Upon remand, Memorial moved to dismiss the lawsuit, again arguing a lack of subject matter jurisdiction based on ERISA preemption. The trial court granted the motion to dismiss, concluding that Stiles’s state law claims for breach of contract and fraud were “addressed by” and “related to” the Plan, that ERISA “completely preempted” Stiles’s state law claims, and that it had no subject matter jurisdiction over the claims.

Standard of Review

Subject matter jurisdiction is a question of law, to which we apply a de novo standard of review. Mayhew v. Town of Sunnyvale, 964 S.W.2d 922, 928 (Tex.1998). A claim of federal preemption is a challenge to a state court’s subject matter jurisdiction and cannot be waived. See Int’l Longshoremen’s Ass’n v. Davis, 476 U.S. 380, 392, 106 S.Ct. 1904, 1913, 90 L.Ed.2d 389 (1986). When courts speak of “preemption of jurisdiction,” they are not referring to the applicability of federal law; rather, they refer to Congress’s ability to require resolution of certain claims exclusively in a federal forum. Mills v. Warner Lambert Co., 157 S.W.3d 424, 427 (Tex. 2005). “In any doubtful case all intend-ments of the plaintiffs pleading will be in favor of the jurisdiction.” Peek v. Equip. Serv. Co. of San Antonio, 779 S.W.2d 802, 804 (Tex.1989).

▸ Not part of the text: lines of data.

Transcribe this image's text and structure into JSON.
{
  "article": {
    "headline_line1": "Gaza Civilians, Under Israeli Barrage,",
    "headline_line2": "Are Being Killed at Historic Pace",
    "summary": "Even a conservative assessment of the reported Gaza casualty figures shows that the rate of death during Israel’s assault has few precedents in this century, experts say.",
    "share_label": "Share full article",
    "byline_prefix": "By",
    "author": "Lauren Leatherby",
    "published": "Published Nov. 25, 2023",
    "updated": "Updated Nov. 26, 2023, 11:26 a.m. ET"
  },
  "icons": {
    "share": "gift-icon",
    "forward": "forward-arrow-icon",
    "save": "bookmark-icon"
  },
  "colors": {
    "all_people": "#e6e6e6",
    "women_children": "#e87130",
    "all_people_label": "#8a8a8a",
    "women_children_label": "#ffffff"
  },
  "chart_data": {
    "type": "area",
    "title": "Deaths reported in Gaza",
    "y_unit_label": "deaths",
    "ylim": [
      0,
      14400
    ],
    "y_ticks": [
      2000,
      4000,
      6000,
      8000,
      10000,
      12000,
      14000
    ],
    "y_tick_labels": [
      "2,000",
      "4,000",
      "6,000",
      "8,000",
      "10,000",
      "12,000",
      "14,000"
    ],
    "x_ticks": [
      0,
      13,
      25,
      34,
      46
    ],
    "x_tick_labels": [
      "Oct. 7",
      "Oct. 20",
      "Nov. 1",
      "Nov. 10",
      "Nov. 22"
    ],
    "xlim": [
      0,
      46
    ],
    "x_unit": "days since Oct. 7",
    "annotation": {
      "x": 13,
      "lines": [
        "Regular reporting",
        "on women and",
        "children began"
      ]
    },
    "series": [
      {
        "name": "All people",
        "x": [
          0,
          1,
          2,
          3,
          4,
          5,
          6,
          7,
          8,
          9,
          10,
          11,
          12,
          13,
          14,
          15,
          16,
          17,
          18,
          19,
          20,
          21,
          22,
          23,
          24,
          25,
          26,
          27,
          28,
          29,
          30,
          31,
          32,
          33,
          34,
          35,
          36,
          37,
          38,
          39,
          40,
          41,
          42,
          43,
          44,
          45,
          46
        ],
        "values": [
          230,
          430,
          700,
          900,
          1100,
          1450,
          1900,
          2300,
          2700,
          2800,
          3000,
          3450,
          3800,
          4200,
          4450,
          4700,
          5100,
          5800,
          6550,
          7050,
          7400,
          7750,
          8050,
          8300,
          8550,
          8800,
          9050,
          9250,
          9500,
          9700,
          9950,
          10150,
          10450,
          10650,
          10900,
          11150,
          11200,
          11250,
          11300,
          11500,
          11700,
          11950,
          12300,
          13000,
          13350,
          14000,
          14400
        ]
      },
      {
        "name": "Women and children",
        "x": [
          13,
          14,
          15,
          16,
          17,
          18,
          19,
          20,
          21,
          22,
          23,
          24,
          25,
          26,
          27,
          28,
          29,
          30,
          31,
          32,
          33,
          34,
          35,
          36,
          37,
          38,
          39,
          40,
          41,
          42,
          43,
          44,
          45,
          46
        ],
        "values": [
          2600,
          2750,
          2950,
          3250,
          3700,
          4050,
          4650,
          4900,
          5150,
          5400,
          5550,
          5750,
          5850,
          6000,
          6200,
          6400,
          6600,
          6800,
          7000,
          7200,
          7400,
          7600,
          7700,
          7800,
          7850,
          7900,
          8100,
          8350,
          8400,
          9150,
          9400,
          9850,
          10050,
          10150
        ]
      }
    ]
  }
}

A trial court’s findings of fact have the same weight as a jury’s verdict upon special issues and are reviewable for sufficiency of the evidence to support them. Amador v. Berrospe, 961 S.W.2d 205, 207 (Tex. App.-Houston [1st Dist.] 1996, writ denied). A trial court’s conclusions of law are reviewed de novo. Material P’ships, Inc. v. Ventura, 102 S.W.3d 252, 257 (Tex. *526 App.-Houston [14th Dist.] 2003, pet. denied).

ERISA Preemption

Congress enacted ERISA as a comprehensive system to regulate employee benefit plans “to promote the interests of employees and their beneficiaries in employee benefit plans ... [and] to protect contractually defined benefits.” Firestone Tire & Rubber Co. v. Bruch, 489 U.S. 101, 113, 109 S.Ct. 948, 956, 103 L.Ed.2d 80 (1989). The act regulates both pension plans and welfare plans that provide benefits for contingencies such as illness, accident, disability, death, or unemployment. Cathey v. Metro. Life Ins. Co., 805 S.W.2d 387, 388 (Tex.1991). While it provides standards and rules governing reporting, disclosure, and fiduciary responsibility for pension and welfare plans, ERISA does not mandate any particular benefits. Shaw v. Delta Air Lines, Inc., 463 U.S. 85, 90-91, 103 S.Ct. 2890, 2896-97, 77 L.Ed.2d 490 (1983).

ERISA includes expansive preemption provisions, which are intended to ensure that employee benefit plan regulation would be “exclusively a federal concern.” Alessi v. Raybestos-Manhattan, Inc., 451 U.S. 504, 523, 101 S.Ct. 1895, 1906, 68 L.Ed.2d 402 (1981). To this end, ERISA “shall supercede any and all state laws insofar as they may now or hereafter relate to any employee benefit plan.” Employee Retirement Income Security Act of 1974, 29 U.S.C. § 1144(a) (2005). ERISA preemption applies not only to state laws but to all forms of state action dealing with the subject matters covered by the statute. 29 U.S.C. § 1144(c)(1); see also Shaw, 463 U.S. at 98, 103 S.Ct. at 2900. Accordingly, when a state court suit, alleged in terms of a state common-law or statutory cause of action, relates to an employee welfare benefit plan, ERISA may preempt the state law in favor of federal law. Metro. Life Ins. Co. v. Taylor, 481 U.S. 58, 63-66, 107 S.Ct. 1542, 1546-48, 95 L.Ed.2d 55 (1987); Gorman v. Life Ins. Co. of N. Am., 811 S.W.2d 542, 545 (Tex.1991).

The ERISA preemptive provision is to be broadly construed. See Aetna Health Inc. v. Davila, 542 U.S. 200, 217, 124 S.Ct.